Miscellaneous Tricks.

Under this head we propose to describe such tricks as do not come within either of the preceding categories. We shall make no attempt at classifying them, save that we shall, as far as practicable, describe the best known and simplest feats first, and thence proceed to the more complicated. Stage tricks, i.e., tricks adapted to the stage only, will be treated in the Chapter next following. We will begin with

The Cut String Restored.—This is a trick of such venerable antiquity, that we should not have ventured to allude to it, were it not that the mode of working which we are about to describe, though old in principle, is new in detail, and much superior in neatness to the generally known methods.

Fig. 152.

After having offered the string, which should be about four feet in length, for examination, the performer takes the ends (pointing upwards) between the first and second finger and thumb of the left hand, and the first finger and thumb of the right hand, letting the remainder of the string hang down in a loop between them.
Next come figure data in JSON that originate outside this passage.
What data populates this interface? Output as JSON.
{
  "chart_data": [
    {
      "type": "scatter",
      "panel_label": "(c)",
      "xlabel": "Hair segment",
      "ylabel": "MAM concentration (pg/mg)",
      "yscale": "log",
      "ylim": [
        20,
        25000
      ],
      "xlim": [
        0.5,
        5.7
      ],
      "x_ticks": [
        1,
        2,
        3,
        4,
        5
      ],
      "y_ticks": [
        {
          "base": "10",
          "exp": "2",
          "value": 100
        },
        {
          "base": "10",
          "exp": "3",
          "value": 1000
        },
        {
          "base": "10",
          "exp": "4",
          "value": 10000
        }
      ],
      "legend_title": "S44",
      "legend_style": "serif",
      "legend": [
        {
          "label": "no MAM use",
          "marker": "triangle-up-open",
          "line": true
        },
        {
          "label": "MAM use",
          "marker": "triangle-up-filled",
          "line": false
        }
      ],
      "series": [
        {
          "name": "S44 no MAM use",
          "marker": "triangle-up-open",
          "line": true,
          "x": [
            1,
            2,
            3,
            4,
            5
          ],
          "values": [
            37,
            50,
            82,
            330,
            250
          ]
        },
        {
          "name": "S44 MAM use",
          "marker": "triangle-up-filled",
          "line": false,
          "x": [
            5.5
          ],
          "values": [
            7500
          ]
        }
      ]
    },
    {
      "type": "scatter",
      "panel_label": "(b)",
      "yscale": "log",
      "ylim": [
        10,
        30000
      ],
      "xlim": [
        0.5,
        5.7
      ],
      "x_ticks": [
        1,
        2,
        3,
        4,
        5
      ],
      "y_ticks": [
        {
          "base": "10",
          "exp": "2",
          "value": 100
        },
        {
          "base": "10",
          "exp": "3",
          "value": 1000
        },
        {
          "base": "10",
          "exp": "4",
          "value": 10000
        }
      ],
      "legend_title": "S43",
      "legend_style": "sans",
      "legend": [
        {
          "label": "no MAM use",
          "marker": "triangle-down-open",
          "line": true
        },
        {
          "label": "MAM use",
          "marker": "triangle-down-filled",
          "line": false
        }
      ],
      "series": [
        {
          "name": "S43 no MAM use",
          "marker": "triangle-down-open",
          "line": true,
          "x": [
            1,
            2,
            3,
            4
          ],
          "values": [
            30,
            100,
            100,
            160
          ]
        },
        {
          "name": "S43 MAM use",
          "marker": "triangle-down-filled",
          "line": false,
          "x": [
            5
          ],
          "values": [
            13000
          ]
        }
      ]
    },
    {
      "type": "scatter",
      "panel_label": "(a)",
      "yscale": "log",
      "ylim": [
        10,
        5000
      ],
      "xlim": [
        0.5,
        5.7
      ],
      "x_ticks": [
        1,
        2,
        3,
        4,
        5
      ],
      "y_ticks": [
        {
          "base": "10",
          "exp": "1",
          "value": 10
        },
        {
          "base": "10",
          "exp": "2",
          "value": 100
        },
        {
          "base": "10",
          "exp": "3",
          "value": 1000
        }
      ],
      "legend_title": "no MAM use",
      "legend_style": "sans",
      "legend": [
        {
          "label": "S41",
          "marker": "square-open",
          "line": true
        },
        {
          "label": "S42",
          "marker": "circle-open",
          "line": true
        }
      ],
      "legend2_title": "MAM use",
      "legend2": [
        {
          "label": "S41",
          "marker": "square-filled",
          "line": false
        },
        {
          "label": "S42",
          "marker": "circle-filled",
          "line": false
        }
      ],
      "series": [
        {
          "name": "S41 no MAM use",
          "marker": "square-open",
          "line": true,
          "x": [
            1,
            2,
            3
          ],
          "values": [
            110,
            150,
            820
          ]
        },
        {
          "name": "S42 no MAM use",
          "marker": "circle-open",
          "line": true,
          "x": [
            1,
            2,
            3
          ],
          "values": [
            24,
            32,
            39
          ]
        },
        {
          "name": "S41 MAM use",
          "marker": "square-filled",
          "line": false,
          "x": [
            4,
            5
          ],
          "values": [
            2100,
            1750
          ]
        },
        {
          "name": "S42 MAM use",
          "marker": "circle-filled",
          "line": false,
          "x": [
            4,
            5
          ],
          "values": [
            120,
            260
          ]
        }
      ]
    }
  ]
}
Now bringing the right hand close to the left, he draws that portion of the string which is held in the right hand towards himself between the first and second fingers of the left hand (thus crossing at right angles that end of the cord which is held in the left hand), continuing to pull until half the length of the string has passed the left hand, and at the same time slipping the third finger of the left hand between the two parts of the string, which will thus be as shown in [Fig. 152], in which, for convenience of reference, the three lines in which the string now hangs are marked a, b, and c, and one-half of the string is shown black, and the other half white, though of course there would be no such difference of colour in the original.[L] The first finger and thumb of the right hand, still retaining the end which they already hold, seize the portion b at the point marked with that letter, the third finger of the left hand at the same time drawing back the portion a towards the palm of the hand. The string will thus be brought into the position shown in [Figs. 153] and [154], (in the latter of which, for the sake of clearness, the thumbs are made transparent), the part now held horizontally between the two hands, which appears to be the middle of the string, really being only the immediate continuation of the end held in the left hand. The whole operation of arranging the string in proper position, though tedious to describe, does not take half a second in practice.

[L] It should be mentioned that, in order to economize space in the diagrams, the actual length of the string is represented as much shortened.